Bad Parent Test #1: check.
And so to the writing. I'm already out of the house five days a week while someone else brings up my baby. What possible right can I have to extra time for myself? Isn't the fact that I work full time enough? Am I not, in fact, being incredibly selfish in snatching every available hour for something that isn't for my husband or my baby or us as a family, but for me?
I could argue that my job isn't for me at all - if money was no object, I'd happily give up my existing career so that Mr Smith and I could take turns raising the baby and pursuing our dreams (and, you know, maybe going on an actual date once in a while). But I don't think that's really the point. What it comes down to is the fact that I think it's more important to write than it is to clean the bathroom. And no matter how hard I try to tell myself that I should bake and sew and polish and sweep and weed, as soon as a little fragment of free time comes along, I'm right back on my computer again.
Bad Parent Test #2: check.
Yet I have a justification for all this, though perhaps not one you will agree with. It isn't the time-honoured cry of the breadwinner throughout the centuries, I work hard so I deserve a break (we've already established that's a premise built on very shaky ground). It isn't I'm doing this for my family, because one day I'll be a bestselling author earning millions of pounds; I know full well I'm doing it for me (and how remote a likelihood it is that I'll ever earn that much by writing). No, it's simply this: it makes me happy.
Yes, I know that makes me sound like the most stupid and self-absorbed person in history, but hear me out. (We're nearly at the end, I promise.)
I may pass my own bad parent tests, but I love my son. He's happy, he's healthy, he's clever and funny and affectionate. He doesn't need anything he doesn't get, physically or emotionally. And without having the balance of my other passions in my life - without writing and reading and drawing - I would lose myself. I would become less of a person. Because I firmly believe, and I have always believed, that although being a mother is a wonderful and important thing, it can't be all there is. Same with being a wife. When all the things we are to other people are stripped away, there has to be something left.

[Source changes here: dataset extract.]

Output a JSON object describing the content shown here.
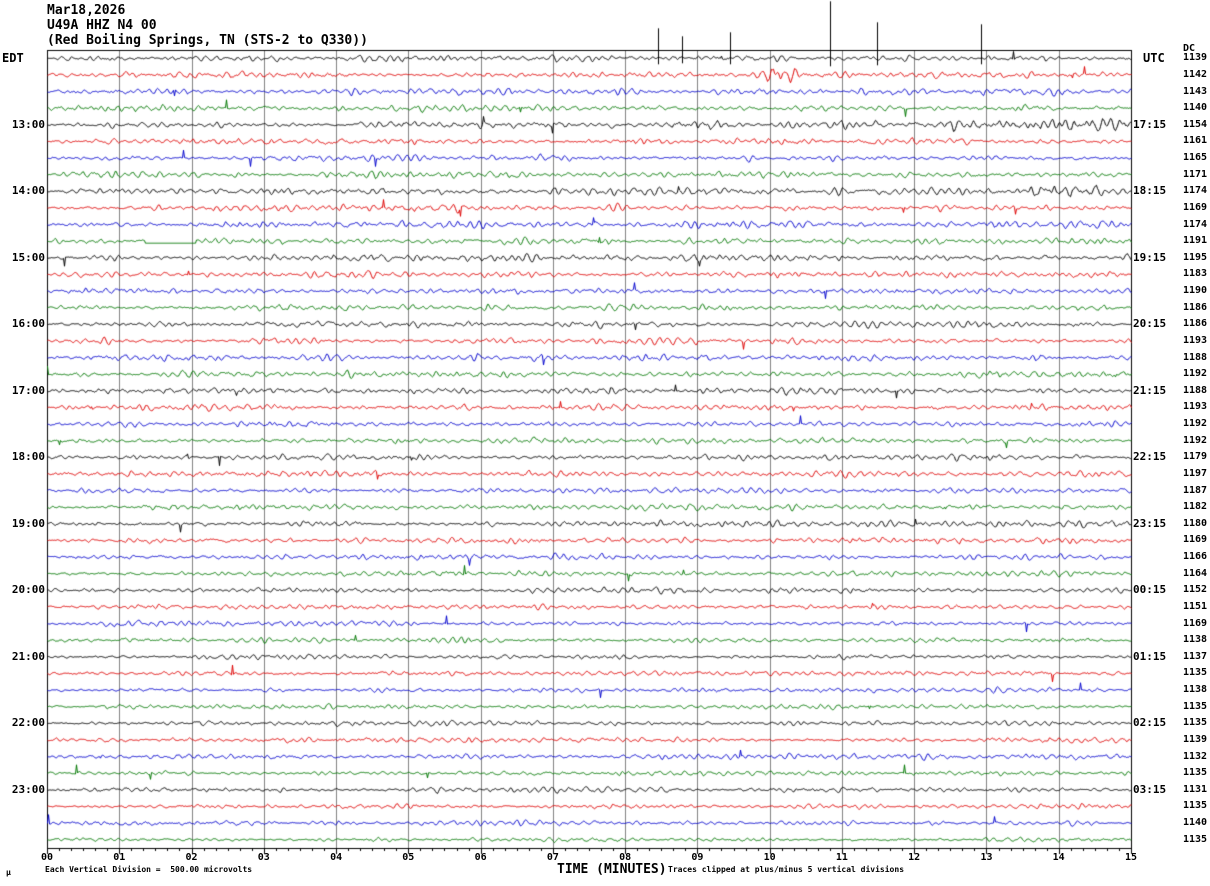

Otherwise, what is it we bring the people we love? We need the ability to be happy independently of them, or we are doing no more and no less than putting the burden of responsibility for our happiness on their shoulders. And without passions of our own, how can we teach our children to find theirs?
The balance between family and self is a difficult one to get right. I still doubt my decisions. I still beat myself up over it all. But in the end, I came back from exile. Make of that what you will.
* I really mean that. Apart from maybe brain surgeon or firefighter, no job is quite as difficult or comes with quite as heavy a burden of responsibility as bringing up a child. And at least if you're a brain surgeon or a firefighter, you're not doing your job every minute of every day for eighteen-plus years. To all you men (and women) out there who come home to your childcaring partners and moan about the stress of your jobs and expect a sparkling clean house and dinner on the table, I say: get over yourselves. Seriously.